Les doutes quant au rôle d’opposition que pourrait jouer Russie juste dans la Douma qui sortira des urnes en décembre 2007 sont encore renforcés par la personnalité de son président, Sergueï Mironov, leader d’une des trois composantes du nouveau parti, le Parti de la Vie. Celui-ci, un élu de Saint-Pétersbourg, est en effet un proche de Vladimir Poutine, qu’il a connu du temps où celui-ci était le premier adjoint du maire de la capitale du Nord, Anatoli Sobtchak. Lorsqu’il s’est présenté en 2004 à l’élection présidentielle, il a d’ailleurs déclaré de façon originale que s’il posait sa candidature, c’était pour mieux soutenir le Président candidat, ce qui lui a d’ailleurs valu le score peu convaincant de 0,8 %…
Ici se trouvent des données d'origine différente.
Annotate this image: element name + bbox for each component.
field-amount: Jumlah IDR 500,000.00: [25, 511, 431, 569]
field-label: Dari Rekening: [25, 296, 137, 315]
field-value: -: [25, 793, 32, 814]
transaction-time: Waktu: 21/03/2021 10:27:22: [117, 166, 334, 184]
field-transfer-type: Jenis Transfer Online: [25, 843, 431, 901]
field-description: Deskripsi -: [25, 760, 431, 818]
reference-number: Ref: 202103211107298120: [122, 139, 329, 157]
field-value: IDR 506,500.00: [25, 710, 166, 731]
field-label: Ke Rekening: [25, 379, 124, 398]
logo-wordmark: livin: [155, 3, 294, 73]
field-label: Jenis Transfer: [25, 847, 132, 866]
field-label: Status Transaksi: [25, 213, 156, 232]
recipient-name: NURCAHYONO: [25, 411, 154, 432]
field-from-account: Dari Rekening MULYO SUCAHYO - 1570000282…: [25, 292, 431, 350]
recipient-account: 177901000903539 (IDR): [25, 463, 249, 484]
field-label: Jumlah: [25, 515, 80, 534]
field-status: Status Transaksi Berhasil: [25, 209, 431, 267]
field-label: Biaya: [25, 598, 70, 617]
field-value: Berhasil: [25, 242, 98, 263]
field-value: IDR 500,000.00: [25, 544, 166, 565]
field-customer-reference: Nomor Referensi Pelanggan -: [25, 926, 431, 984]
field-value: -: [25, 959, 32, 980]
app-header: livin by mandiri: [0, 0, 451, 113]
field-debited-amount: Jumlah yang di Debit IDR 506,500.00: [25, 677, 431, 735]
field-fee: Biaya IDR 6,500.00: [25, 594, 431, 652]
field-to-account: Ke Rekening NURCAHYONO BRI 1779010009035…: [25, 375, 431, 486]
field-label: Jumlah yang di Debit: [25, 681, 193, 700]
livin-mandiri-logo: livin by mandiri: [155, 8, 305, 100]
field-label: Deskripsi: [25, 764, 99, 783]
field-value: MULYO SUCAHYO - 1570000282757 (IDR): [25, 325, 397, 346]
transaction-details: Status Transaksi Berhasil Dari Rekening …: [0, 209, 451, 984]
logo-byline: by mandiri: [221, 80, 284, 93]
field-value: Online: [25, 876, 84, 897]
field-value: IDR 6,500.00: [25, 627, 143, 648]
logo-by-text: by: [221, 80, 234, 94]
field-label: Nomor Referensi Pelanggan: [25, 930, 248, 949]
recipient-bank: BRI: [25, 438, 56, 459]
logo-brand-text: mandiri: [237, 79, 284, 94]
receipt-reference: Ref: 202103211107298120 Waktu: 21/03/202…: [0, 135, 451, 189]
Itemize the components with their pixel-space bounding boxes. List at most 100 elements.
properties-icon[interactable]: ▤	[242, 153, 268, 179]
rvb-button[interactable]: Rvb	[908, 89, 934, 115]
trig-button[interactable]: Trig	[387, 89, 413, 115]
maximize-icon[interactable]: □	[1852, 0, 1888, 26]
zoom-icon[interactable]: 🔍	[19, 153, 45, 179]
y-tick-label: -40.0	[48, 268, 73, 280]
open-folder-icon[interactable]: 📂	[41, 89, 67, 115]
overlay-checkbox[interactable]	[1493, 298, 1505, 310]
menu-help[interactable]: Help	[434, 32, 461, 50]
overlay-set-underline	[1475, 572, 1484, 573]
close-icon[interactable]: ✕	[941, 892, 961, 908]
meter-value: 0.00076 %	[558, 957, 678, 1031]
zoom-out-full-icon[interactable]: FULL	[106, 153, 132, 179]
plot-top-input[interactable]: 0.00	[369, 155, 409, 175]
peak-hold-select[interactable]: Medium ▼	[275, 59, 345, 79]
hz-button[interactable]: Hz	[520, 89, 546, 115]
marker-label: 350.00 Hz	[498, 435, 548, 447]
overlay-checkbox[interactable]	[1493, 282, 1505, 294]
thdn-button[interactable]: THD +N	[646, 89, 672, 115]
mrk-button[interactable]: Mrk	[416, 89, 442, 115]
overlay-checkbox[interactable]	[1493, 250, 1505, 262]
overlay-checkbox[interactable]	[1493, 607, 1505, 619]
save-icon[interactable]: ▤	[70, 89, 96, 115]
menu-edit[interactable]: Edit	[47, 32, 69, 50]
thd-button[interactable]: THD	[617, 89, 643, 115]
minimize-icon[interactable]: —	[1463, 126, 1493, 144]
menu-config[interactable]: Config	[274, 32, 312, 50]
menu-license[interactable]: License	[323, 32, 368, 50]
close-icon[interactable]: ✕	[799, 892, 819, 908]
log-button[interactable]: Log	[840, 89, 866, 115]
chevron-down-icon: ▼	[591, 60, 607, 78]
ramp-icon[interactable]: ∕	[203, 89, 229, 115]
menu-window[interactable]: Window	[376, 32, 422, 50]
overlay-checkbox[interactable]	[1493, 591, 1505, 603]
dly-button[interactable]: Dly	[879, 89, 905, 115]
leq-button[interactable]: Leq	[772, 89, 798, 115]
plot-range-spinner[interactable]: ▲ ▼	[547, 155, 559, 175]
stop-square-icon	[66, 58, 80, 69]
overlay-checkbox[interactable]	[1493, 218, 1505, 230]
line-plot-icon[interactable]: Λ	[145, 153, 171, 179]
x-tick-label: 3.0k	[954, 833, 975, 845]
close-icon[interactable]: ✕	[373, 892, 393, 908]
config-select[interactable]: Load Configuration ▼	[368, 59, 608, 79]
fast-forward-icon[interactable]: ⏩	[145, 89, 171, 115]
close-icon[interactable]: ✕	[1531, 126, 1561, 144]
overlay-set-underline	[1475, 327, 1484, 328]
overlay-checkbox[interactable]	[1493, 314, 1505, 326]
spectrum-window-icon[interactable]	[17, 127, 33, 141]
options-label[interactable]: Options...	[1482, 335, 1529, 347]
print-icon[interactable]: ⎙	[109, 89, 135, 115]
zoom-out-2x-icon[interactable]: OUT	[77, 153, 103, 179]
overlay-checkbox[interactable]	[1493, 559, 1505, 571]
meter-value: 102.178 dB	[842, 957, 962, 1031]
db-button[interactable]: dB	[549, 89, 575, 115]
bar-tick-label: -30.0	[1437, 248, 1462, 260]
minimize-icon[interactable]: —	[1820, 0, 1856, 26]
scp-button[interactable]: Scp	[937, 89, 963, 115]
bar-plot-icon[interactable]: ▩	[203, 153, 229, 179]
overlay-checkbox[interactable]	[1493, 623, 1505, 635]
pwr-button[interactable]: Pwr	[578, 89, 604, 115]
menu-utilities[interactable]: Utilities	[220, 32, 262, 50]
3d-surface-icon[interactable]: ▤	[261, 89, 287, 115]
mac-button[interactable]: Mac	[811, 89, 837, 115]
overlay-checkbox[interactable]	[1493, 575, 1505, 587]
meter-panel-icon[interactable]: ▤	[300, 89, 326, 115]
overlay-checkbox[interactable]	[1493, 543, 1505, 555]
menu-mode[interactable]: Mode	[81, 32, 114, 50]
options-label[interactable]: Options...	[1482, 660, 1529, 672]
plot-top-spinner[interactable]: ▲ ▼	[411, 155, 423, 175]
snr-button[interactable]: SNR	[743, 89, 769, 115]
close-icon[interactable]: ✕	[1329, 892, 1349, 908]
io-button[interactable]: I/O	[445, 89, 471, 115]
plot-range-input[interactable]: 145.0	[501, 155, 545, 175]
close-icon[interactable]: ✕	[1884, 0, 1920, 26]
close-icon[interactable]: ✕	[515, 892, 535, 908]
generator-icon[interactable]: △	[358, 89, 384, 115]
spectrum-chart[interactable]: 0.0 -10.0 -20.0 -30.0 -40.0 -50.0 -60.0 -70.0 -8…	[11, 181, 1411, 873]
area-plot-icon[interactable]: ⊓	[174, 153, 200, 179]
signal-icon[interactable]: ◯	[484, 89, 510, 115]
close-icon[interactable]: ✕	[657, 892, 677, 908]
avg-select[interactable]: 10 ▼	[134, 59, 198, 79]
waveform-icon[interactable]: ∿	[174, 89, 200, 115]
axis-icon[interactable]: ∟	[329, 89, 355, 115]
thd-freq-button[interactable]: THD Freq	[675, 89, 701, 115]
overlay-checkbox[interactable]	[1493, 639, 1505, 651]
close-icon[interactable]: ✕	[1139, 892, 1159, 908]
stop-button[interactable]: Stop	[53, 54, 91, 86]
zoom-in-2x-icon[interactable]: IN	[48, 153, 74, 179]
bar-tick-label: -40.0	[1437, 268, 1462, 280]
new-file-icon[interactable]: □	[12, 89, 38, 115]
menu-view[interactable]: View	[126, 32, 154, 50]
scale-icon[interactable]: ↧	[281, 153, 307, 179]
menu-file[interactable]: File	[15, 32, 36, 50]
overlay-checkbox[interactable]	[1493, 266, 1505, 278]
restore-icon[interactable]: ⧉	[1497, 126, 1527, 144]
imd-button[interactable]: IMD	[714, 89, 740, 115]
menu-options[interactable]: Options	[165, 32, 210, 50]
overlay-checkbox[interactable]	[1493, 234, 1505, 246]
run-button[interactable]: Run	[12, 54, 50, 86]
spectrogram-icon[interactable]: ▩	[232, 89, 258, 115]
Des appels du pied à l’Internationale socialiste

Le leader de Russie juste n’en laisse pas moins entendre que son parti pourrait bien remplacer en tant que représentant de la Russie à l’Internationale socialiste le Parti social-démocrate de Russie, qui y figure au titre de membre consultatif. Il est vrai que celui-ci n’a pas réussi à se faire réenregistrer auprès du ministère russe de la Justice en 2006, décision dont il a fait appel, et qu’il se trouve dans une situation difficile. Ses liens avec l’organisation socialiste internationale datent de l’époque où Mikhaïl Gorbatchev en était le président, et l’aura de celui-ci ne peut certes en rien se comparer à l’image que présente celui que Le Nouvel Observateur[1] a baptisé «le social-démocrate de Poutine».

Le choix qui se présente désormais aux électeurs russes est plus que réduit, et les partis représentés à la prochaine Douma devraient se réduire à quatre: Russie unie, Russie juste, le Parti communiste et le Parti d’extrême droite LDPR (Parti libéral démocrate de Russie) de Vladimir Jirinovski. Les petits partis démocratiques historiques comme Iabloko et le Parti des forces de droite (SPS) qui disposaient dans la présente législature de quelques députés élus au scrutin majoritaire, ne devraient pas franchir la barre et n’ont pas réussi à fusionner en dépit de multiples tentatives. La possibilité de voter «contre tous», qui représentait une sorte de vote blanc, a été elle aussi supprimée. On ne saurait s’étonner désormais que la société russe se désintéresse de plus en plus de la politique.

 

Par Michèle KAHN
Source photo : www.spravedlivo.ru.jpg

 

[1] Le Nouvel Observateur, 22 février 2007.